My thesis experiments on Exemplar-SVMs (my PhD thesis link: Note, 33MB) would have taken approximately 20 CPU years to finish.  But not on a fat CMU cluster!  Here is some simple code which helped make things possible in ~1month of 200+ cores of crunching.  That scale of computation is not quite Google-scale computing, but it was a unforgettable experience as a CMU PhD student.  I've recently had to go back to the SSH / GNU Screen method of starting scripts at MIT, since we do not have torque/pbs there, but I definitely use these scripts.  Fork it, use it, change it, hack it, improve it, break it, learn from it, etc.

I used these scripts to drive the experiments in my Exemplar-SVM framework (also on Github).

The basic take home message is "do not throw away old code" which you found useful at some time.  C'mon ex-phd students, I know you wrote a lot of code, you graduated and now you feel embarrassed to share your code.  Who cares if you never had a chance to clean it up, if the world never gets to see it then it will die a silent death from lack of use.  Just put it on Github, and let others take a look.  Git is the world's best source control/versioning system.
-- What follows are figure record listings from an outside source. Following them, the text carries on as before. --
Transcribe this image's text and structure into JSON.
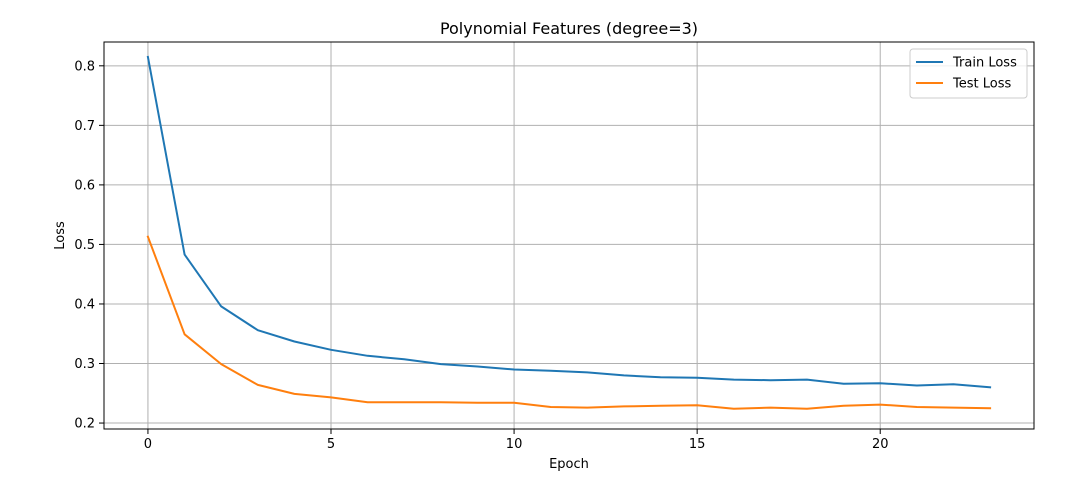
{
  "chart_data": {
    "type": "line",
    "title": "Polynomial Features (degree=3)",
    "xlabel": "Epoch",
    "ylabel": "Loss",
    "xlim": [
      -1.2,
      24.2
    ],
    "ylim": [
      0.19,
      0.84
    ],
    "xticks": [
      0,
      5,
      10,
      15,
      20
    ],
    "yticks": [
      0.2,
      0.3,
      0.4,
      0.5,
      0.6,
      0.7,
      0.8
    ],
    "grid": true,
    "legend_position": "top-right",
    "x": [
      0,
      1,
      2,
      3,
      4,
      5,
      6,
      7,
      8,
      9,
      10,
      11,
      12,
      13,
      14,
      15,
      16,
      17,
      18,
      19,
      20,
      21,
      22,
      23
    ],
    "series": [
      {
        "name": "Train Loss",
        "color": "#1f77b4",
        "values": [
          0.815,
          0.483,
          0.396,
          0.356,
          0.337,
          0.323,
          0.313,
          0.307,
          0.299,
          0.295,
          0.29,
          0.288,
          0.285,
          0.28,
          0.277,
          0.276,
          0.273,
          0.272,
          0.273,
          0.266,
          0.267,
          0.263,
          0.265,
          0.26
        ]
      },
      {
        "name": "Test Loss",
        "color": "#ff7f0e",
        "values": [
          0.513,
          0.349,
          0.299,
          0.264,
          0.249,
          0.243,
          0.235,
          0.235,
          0.235,
          0.234,
          0.234,
          0.227,
          0.226,
          0.228,
          0.229,
          0.23,
          0.224,
          0.226,
          0.224,
          0.229,
          0.231,
          0.227,
          0.226,
          0.225
        ]
      }
    ]
  }
}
Its distributed nature makes it perfect for large-scale collaboration.  Now with github sharing is super easy! Sharing is caring.  Let's make the world a better place for hackerdom, one repository at a time.  I've met some great hackers at MIT, such as the great cvondrick, who is still teaching me how to branch like a champ.

Mathematicians share proofs.  Hackers share code.  Embrace technology, embrace Github.  If you ever want to hack with me, it is probably as important for you to know the basics of git as it is for you to be a master of linear algebra.

Additional Reading:
Distributed Version Control: The Future of History, an article about Git by some Kitware software engineers


  1. Hi Tomasz, I was wondering if you take permission from adviser/univ/funding agency before you make code public?

  2. Just be a bad-ass and do what you want.

  3. Serious answer now:

    Making your code public is like making pre-prints of your papers available on arXiv before publication -- a lot of people are afraid of doing it and "getting into trouble." I think it is best to let your advisor know that you plan on making all of your research code/data available to the public. If you are writing code and not allowed to make it public, then try to get paid at least 100K/year for doing it.

    If you are going to be a poor academic, then give all your stuff away.